By contrast, the Court of Appeal in Nesbitt v Holt had earlier that year allowed a claim in negligence against a CAB representative to proceed although a factual finding of the employment tribunal (ET) in earlier proceedings would have to be disturbed for it to succeed. Holt had represented Nesbitt in a claim under the Disability Discrimination Act 1995. The claim was compromised and Nesbitt then sought to argue before the ET that Holt had acted without his authority and that the compromise was invalid. The ET chairman held that Holt had ostensible authority to enter into a compromise and the agreement was therefore binding. He went on to add that (as the issue had been raised before him) Holt also had actual authority to compromise the proceedings.

Nesbitt's subsequent action against Holt was struck out by Patten J on the grounds that in the light of the chairman's findings on actual authority, the new proceedings were an abuse of process.
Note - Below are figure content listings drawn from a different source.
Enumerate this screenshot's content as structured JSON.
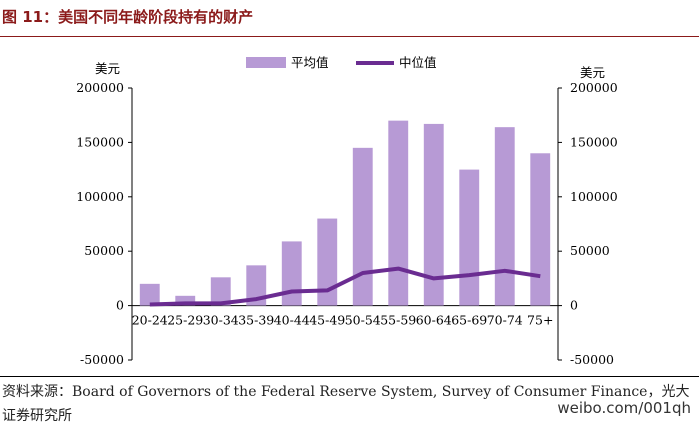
{
  "title": "图 11：美国不同年龄阶段持有的财产",
  "source": "资料来源：Board of Governors of the Federal Reserve System, Survey of Consumer Finance，光大证券研究所",
  "watermark": "weibo.com/001qh",
  "chart_data": {
    "type": "bar",
    "categories": [
      "20-24",
      "25-29",
      "30-34",
      "35-39",
      "40-44",
      "45-49",
      "50-54",
      "55-59",
      "60-64",
      "65-69",
      "70-74",
      "75+"
    ],
    "series": [
      {
        "name": "平均值",
        "kind": "bar",
        "axis": "left",
        "color": "#b79ad5",
        "values": [
          20000,
          9000,
          26000,
          37000,
          59000,
          80000,
          145000,
          170000,
          167000,
          125000,
          164000,
          140000
        ]
      },
      {
        "name": "中位值",
        "kind": "line",
        "axis": "right",
        "color": "#6a2c91",
        "values": [
          1000,
          2000,
          2000,
          6000,
          13000,
          14000,
          30000,
          34000,
          25000,
          28000,
          32000,
          27000
        ]
      }
    ],
    "ylim": [
      -50000,
      200000
    ],
    "y_ticks": [
      -50000,
      0,
      50000,
      100000,
      150000,
      200000
    ],
    "y_tick_labels": [
      "-50000",
      "0",
      "50000",
      "100000",
      "150000",
      "200000"
    ],
    "left_unit": "美元",
    "right_unit": "美元",
    "legend_position": "top-center",
    "grid": false
  }
}
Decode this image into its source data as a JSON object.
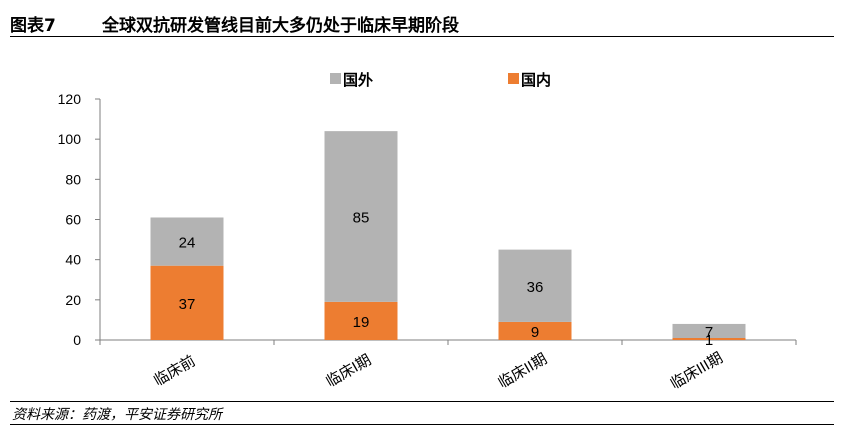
{
  "figure": {
    "label": "图表7",
    "title": "全球双抗研发管线目前大多仍处于临床早期阶段",
    "source": "资料来源：药渡，平安证券研究所"
  },
  "colors": {
    "domestic": "#ED7D31",
    "foreign": "#B3B3B3",
    "axis": "#7F7F7F"
  },
  "chart_data": {
    "type": "bar",
    "stacked": true,
    "categories": [
      "临床前",
      "临床I期",
      "临床II期",
      "临床III期"
    ],
    "series": [
      {
        "name": "国内",
        "values": [
          37,
          19,
          9,
          1
        ]
      },
      {
        "name": "国外",
        "values": [
          24,
          85,
          36,
          7
        ]
      }
    ],
    "ylim": [
      0,
      120
    ],
    "yticks": [
      0,
      20,
      40,
      60,
      80,
      100,
      120
    ],
    "legend": [
      "国外",
      "国内"
    ],
    "legend_position": "top-center",
    "grid": false
  }
}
The Court of Appeal disagreed. It held unanimously that in a case where the parties to the later proceedings are not the same, it will only be an abuse of process to challenge the factual findings or conclusions of the earlier court if it would be manifestly unfair to a party to the later proceedings that the same issues should be relitigated, or if to permit such relitigation would bring the administration of justice into disrepute. Patten J had not applied that test. The issue of actual (as opposed to ostensible) authority had not been a necessary issue for determination by the ET and had not been properly determined on an inter partes basis. The issue could not be properly decided until there was disclosure of documents in the negligence action. That evidence had not been before the ET. It would not be manifestly unfair to the CAB to require it to defend the claim.

The court did not go on to consider whether the relitigation would bring the administration of justice into disrepute.

Laing demonstrates that the fact that certain issues have not been determined inter partes is not fatal to a contention of abuse of process. There is clearly something of a tension between Laing and Nesbitt. If, however, the ratio of Laing is that it is an abuse of process to bring a claim which seeks to upset the conclusion in earlier proceedings of a court of competent jurisdiction upon the basis of exactly the same material as was or could have been before the earlier court, Nesbitt can be brought within its scope.

The Court of Appeal in Nesbitt held on the facts that the trial of the negligence action would “not necessarily” be of the same issue on the same evidence. No doubt they were also influenced by the fact that Nesbitt had acted in person in front of the ET and had evidently been at a disadvantage in doing so.

 

Stuart v Goldberg

What then, of a claim against solicitors in which it is alleged that the issues sought to be litigated should have been ventilated in earlier proceedings in which the solicitors were defendants? The difficulties in the way of those wishing to allege abuse of process are made clear by Stuart v Goldberg [2008] EWCA Civ 2, [2008] All ER (D) 73 (Jan). The defendant solicitors sought to stop the claimant from asserting two fresh causes of action which it was said he could have brought in earlier (successful) proceedings against them.

The Court of Appeal held that the substantive merits of the fresh claims are not relevant to the question of abuse and neither was delay itself a relevant factor. Neither is there any general principle of law (i) that a potential claimant is under a duty to use reasonable diligence to find out facts relevant to whether he has a particular claim which he has not yet asserted and (ii) that he must warn the defendant that he is contemplating bringing an additional claim in future. The new actions were not manifestly unfair to the defendants.